We called it; we said the thing the anti-THR (tobacco harm reduction) lobby feared most was vaping becoming a sexy thing. We pointed out the kittens they had when the pouty woman went all Cadbury’s Flake in a cigalike commercial. You remember? The one The Telegraph described as “sexy as watching someone gutting fish“? Now, we’re not going to slate someone else’s pleasure, but if that journo gets off on watching fish being gutted then, well, then that’s a little bit odd.

Vapers are now the compilation of all the sexy scenes from Game of Thrones (ask your children), those late night Channel 4 programs with the triangle in the corner (ask your Dad), and both sexes of Dr Who (we aren’t sure who watches this any longer). *And, no, we aren’t going to join in an argument about that last one.

And so we now have to apologise. Clearly, you are sitting there, scratching an intimate part and smelling your fingers, thinking: “I am sexy, I am a real sexy beast.”

Well, we’ve been disingenuous. We’ve stretched the truth. We’ve fibbed. Yes, vapers are sexier – a survey says so. We are totally more sexy than smokers.

 

Halo Cigs, purveyors of electronic cigarettes and vape kits, have conducted a survey looking at what the preferences are in online dating. From what we can ascertain about it, the app of choice will present you with a person. If you like them then you swipe right on the screen, conversely, swiping left if you don’t fancy the prospect.

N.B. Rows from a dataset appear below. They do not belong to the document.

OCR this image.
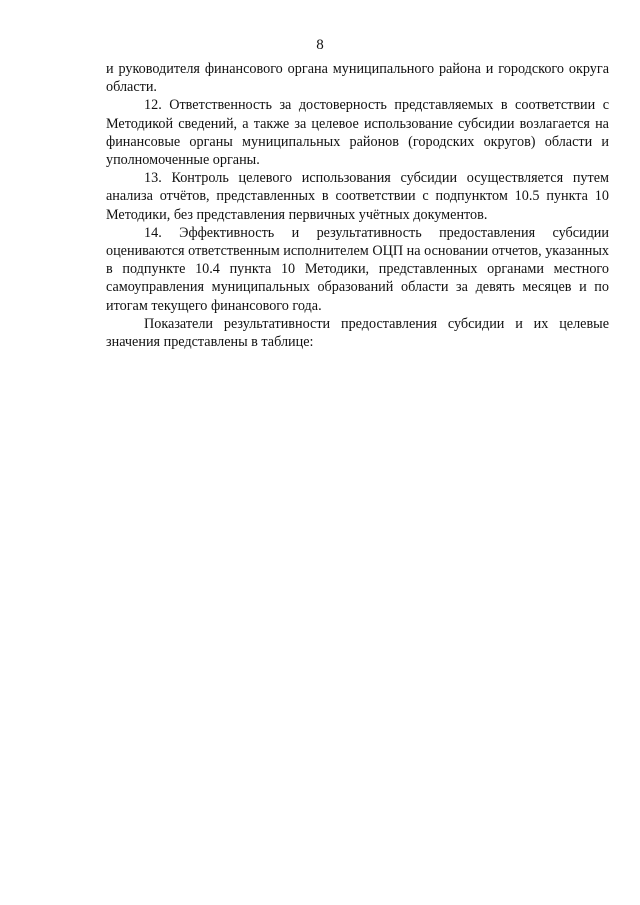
8

и руководителя финансового органа муниципального района и городского округа области.

12. Ответственность за достоверность представляемых в соответствии с Методикой сведений, а также за целевое использование субсидии возлагается на финансовые органы муниципальных районов (городских округов) области и уполномоченные органы.

13. Контроль целевого использования субсидии осуществляется путем анализа отчётов, представленных в соответствии с подпунктом 10.5 пункта 10 Методики, без представления первичных учётных документов.

14. Эффективность и результативность предоставления субсидии оцениваются ответственным исполнителем ОЦП на основании отчетов, указанных в подпункте 10.4 пункта 10 Методики, представленных органами местного самоуправления муниципальных образований области за девять месяцев и по итогам текущего финансового года.

Показатели результативности предоставления субсидии и их целевые значения представлены в таблице:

Halo discovered that two out of three women will swipe left if faced with a smoker. Further to that, 64% of non-smoking men and women said they would not consider having a long-term relationship with a smoker.

Even smokers were biased against other smokers and would look for non-smokers. Ten percent of male and twenty percent of female smokers would refuse to form a relationship with other smokers.

Halo says: “The answers aren’t good news for the smoking crowd: men and women agree in their beliefs that smokers are addicted, enjoy nicotine, and are unhealthy due to their habits. A large majority of participants said smokers were addicted. Sixty-one percent of women thought smokers were unhealthy, just slightly higher than men. Additionally, only sixteen percent of women and twenty-one percent of men thought smoking was on trend.”

The company points out that vaping is far less offensive to prospective partners…which means it will make you sexier. So we are all more sexy than we thought we were this time last week. Have a great weekend!